In 2023, electricity production from hydropower plants is projected to increase by 3% year-on-year (16 TWh), based on preliminary data for the first three months of this year. First-quarter figures in Europe are up 5% year-on-year from 2022, thanks to higher production from the Iberian and Balkan regions.
However, while output in 2023 is expected to rise to 480 TWh, this is still 9% below the 10-year average (530 TWh) as drought conditions in key markets continued during last winter. First-quarter output is down year-on-year in France, Italy and Greece after low rainfall. However, production will depend on the rainfall Europe receives from April to December, which is a key uncertainty in the forecast.
Will renewables replace gas for heating and cooling?
The next question facing Europe is whether renewables can replace natural gas consumption for cooling and heating EU buildings in 2023 and 2024.
As heating and cooling are the largest end-users of energy in the EU’s buildings sector, atmospheric temperature is the main short-term factor determining energy demand in the bloc’s buildings sector, the IEA reports. The direct and indirect use of renewable energy sources through electricity, combined with greater energy efficiency and savings, can play a key role in reducing gas demand in the EU in the short term.
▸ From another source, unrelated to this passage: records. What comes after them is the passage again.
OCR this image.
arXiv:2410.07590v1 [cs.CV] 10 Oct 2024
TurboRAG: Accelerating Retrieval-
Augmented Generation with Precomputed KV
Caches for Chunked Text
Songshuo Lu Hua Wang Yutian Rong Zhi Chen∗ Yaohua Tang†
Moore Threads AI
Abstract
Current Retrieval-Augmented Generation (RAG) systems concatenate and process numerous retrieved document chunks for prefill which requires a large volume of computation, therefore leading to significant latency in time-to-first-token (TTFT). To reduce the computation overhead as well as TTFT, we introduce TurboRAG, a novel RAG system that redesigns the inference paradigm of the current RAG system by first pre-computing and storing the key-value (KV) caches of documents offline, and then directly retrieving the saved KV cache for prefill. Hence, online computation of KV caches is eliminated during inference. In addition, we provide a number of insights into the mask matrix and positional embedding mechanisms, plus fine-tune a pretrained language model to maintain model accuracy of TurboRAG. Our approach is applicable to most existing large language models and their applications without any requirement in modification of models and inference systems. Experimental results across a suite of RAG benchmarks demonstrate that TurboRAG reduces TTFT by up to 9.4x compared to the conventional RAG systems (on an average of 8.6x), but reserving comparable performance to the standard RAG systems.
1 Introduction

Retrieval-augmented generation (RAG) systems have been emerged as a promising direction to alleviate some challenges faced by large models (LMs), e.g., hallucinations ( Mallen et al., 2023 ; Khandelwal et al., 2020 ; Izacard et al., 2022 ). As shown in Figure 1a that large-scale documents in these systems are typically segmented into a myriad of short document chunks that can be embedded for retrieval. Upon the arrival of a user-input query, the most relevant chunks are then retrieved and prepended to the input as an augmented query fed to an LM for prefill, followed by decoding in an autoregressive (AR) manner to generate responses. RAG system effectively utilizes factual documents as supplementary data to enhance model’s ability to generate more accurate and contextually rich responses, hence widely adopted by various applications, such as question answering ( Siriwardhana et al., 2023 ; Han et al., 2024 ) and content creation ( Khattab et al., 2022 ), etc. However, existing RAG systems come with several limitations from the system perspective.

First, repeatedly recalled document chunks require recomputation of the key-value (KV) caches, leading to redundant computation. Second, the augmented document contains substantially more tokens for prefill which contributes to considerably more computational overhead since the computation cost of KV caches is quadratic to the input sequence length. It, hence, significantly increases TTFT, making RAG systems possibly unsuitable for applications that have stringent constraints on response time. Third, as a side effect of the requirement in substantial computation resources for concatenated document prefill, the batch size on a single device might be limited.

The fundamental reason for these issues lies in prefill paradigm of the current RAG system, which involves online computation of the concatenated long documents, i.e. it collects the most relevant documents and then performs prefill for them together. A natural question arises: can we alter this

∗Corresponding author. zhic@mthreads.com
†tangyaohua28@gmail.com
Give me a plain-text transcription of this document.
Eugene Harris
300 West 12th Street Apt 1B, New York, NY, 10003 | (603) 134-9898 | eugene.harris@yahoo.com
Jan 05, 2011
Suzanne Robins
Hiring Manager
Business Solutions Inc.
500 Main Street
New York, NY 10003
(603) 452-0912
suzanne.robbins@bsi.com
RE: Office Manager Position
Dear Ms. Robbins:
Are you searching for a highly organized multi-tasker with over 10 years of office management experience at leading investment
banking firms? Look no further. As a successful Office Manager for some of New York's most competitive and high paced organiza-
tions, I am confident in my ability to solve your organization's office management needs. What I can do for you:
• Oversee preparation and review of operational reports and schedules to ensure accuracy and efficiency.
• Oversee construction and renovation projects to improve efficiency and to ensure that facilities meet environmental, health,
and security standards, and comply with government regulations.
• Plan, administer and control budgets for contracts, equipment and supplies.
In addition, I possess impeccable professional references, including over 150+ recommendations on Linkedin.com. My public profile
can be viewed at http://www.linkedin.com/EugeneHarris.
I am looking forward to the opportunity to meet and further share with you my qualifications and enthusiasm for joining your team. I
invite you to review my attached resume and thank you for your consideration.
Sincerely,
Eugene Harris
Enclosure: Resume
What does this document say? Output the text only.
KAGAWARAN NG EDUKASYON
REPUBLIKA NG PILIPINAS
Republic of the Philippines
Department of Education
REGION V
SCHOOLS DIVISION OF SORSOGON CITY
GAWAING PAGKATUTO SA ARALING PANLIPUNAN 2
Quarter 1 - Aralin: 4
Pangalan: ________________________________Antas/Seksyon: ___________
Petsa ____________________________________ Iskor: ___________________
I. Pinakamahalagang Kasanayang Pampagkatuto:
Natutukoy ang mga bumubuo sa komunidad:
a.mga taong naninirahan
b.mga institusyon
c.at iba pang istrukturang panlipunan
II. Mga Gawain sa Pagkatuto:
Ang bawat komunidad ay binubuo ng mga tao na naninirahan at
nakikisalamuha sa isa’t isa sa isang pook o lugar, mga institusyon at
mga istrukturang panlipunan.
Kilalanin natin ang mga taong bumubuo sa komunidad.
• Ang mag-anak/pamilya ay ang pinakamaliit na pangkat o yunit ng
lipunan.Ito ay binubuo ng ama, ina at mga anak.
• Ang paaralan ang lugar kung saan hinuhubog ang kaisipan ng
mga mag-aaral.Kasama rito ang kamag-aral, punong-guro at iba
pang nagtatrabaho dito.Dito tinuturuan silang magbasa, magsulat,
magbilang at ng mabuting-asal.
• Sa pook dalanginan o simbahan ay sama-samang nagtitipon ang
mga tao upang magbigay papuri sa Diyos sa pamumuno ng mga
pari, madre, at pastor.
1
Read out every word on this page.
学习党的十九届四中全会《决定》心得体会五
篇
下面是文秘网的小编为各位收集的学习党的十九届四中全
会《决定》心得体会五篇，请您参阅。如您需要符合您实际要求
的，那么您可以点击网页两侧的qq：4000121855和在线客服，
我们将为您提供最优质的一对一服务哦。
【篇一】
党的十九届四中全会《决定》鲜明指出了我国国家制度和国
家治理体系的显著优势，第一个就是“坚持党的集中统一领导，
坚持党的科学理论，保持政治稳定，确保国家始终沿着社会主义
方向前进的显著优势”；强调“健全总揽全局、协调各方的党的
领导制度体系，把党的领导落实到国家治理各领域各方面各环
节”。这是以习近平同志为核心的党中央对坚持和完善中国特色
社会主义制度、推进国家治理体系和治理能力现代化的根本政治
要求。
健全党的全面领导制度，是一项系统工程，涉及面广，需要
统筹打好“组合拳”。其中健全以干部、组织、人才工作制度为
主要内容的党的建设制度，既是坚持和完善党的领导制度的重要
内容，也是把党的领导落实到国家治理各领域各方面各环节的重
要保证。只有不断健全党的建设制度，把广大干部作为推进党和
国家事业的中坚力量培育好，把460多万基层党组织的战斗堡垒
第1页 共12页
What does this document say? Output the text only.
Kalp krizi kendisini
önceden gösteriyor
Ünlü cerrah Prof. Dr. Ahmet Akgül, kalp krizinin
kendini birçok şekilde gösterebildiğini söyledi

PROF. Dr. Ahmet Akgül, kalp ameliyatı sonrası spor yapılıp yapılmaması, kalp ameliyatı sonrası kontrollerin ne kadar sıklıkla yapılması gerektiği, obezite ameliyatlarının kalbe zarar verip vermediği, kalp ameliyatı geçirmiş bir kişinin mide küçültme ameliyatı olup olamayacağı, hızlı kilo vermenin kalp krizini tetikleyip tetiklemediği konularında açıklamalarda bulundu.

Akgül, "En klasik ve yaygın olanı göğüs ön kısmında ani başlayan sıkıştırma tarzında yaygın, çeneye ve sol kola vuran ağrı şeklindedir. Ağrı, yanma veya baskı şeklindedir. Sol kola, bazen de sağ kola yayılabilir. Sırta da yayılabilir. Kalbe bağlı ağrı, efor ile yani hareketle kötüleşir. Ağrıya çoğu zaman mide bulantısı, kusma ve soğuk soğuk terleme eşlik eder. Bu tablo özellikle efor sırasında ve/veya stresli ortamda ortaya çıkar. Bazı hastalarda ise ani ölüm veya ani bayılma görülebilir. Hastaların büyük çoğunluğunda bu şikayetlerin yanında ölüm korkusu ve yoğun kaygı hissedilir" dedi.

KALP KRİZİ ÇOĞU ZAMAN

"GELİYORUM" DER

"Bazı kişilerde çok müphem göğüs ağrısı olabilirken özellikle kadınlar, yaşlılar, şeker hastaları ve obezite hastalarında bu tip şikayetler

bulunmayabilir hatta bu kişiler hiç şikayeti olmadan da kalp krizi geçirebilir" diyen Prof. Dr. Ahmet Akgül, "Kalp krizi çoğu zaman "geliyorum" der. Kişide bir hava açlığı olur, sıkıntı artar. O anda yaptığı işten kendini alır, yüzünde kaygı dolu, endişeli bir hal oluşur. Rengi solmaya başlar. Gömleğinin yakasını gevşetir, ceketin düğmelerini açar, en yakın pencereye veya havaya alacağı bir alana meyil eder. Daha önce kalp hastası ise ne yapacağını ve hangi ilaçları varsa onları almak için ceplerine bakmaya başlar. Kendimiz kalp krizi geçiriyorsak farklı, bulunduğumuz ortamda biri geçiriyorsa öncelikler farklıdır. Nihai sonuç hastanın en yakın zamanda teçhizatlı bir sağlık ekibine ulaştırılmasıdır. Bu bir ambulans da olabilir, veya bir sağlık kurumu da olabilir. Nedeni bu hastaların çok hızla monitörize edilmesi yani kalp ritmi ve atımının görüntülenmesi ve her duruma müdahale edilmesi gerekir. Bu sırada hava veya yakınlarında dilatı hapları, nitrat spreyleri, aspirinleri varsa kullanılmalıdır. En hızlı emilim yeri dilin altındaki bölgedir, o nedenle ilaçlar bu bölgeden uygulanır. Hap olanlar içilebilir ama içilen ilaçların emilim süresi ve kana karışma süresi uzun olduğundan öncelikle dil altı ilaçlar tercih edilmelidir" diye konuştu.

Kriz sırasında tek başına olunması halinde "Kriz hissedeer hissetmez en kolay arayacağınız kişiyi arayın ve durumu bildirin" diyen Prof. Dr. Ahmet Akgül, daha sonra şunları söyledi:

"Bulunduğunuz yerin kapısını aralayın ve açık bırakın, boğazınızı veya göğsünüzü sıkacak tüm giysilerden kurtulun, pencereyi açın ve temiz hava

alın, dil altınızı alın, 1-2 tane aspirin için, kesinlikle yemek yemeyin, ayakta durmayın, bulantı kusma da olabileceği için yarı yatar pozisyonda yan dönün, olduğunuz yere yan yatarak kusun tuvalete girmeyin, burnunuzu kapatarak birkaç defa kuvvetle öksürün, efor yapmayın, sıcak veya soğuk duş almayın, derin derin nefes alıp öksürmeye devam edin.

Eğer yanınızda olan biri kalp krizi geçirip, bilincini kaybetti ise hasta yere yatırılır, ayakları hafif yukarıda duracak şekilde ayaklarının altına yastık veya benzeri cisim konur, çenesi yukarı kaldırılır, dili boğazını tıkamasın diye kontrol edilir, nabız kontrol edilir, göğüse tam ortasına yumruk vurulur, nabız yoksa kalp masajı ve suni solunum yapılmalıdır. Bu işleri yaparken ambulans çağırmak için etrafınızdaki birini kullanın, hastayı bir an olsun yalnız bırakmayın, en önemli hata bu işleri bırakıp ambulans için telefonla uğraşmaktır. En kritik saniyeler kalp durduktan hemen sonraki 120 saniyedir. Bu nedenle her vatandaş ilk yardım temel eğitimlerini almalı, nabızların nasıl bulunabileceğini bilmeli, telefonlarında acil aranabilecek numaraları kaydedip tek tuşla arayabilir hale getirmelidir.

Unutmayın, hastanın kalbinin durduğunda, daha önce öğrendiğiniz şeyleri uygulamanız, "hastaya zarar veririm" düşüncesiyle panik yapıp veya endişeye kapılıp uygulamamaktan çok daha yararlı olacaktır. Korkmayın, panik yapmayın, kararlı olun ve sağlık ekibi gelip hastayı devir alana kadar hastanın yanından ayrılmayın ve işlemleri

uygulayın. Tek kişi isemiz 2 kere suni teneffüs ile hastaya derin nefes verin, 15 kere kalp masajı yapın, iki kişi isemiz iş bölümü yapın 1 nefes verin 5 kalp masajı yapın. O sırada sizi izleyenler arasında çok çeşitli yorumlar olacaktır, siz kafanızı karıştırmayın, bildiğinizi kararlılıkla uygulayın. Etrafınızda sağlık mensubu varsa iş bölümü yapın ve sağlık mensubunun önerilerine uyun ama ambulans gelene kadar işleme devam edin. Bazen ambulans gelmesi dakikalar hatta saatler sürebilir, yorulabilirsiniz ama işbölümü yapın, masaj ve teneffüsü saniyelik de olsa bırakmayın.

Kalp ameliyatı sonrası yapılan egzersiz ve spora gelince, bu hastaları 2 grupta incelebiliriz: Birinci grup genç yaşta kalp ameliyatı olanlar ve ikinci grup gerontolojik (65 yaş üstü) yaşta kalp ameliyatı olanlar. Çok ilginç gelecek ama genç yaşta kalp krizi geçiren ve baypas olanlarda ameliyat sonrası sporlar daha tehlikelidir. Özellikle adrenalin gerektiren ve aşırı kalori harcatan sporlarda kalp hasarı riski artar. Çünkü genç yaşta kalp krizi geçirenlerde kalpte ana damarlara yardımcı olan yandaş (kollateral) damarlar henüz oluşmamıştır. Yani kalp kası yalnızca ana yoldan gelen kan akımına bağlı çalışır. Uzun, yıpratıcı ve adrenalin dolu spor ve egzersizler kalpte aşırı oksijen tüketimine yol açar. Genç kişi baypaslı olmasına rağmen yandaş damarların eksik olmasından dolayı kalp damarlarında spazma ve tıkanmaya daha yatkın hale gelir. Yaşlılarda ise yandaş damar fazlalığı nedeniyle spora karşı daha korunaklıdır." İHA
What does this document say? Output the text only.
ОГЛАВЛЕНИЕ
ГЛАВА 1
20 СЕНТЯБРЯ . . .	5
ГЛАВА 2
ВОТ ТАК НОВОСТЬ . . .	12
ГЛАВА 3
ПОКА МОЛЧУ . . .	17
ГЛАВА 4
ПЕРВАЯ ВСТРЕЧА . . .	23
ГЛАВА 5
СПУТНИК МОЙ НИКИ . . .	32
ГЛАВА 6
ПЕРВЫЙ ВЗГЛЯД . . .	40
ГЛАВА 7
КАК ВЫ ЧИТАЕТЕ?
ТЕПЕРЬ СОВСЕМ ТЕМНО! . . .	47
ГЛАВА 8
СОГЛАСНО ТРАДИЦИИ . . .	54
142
Annual gas demand in EU buildings, including indirect consumption, has ranged from 150 billion cubic meters to 210 billion cubic meters since 2010. The number of heating days has greatly influenced this demand, along with prices and consumer behavior. The 2022/23 warming season was the second warmest on record in the European Union, with an average atmospheric temperature 1°C above the previous ten-year average and 9% fewer warming degree days.
Under the same circumstances, these mild winter conditions alone would result in an estimated 7% reduction in natural gas consumption in buildings compared to previous winters. This mild weather therefore significantly reduced pressure on EU gas markets in the winter of 2022/23.
As the Agency notes, while long-term climate trends point to an overall increase in temperature, a harsh winter and hot summer could intensify heating and cooling demand in the EU building sector in the short term.
In any case, the rapid expansion of the use of renewable energy technologies in buildings can reduce gas demand in the EU and contribute to the bloc’s energy security in the short term. Projected cumulative new developments in direct heat from renewable sources and the expansion of electricity from renewable sources after 2022 will displace nearly 8 billion cubic meters of the EU’s annual building-related gas consumption in 2023 and more than 17 billion cubic meters in 2024. This is equivalent to avoiding emissions of more than 50 million tons of CO2 in 2023-2024.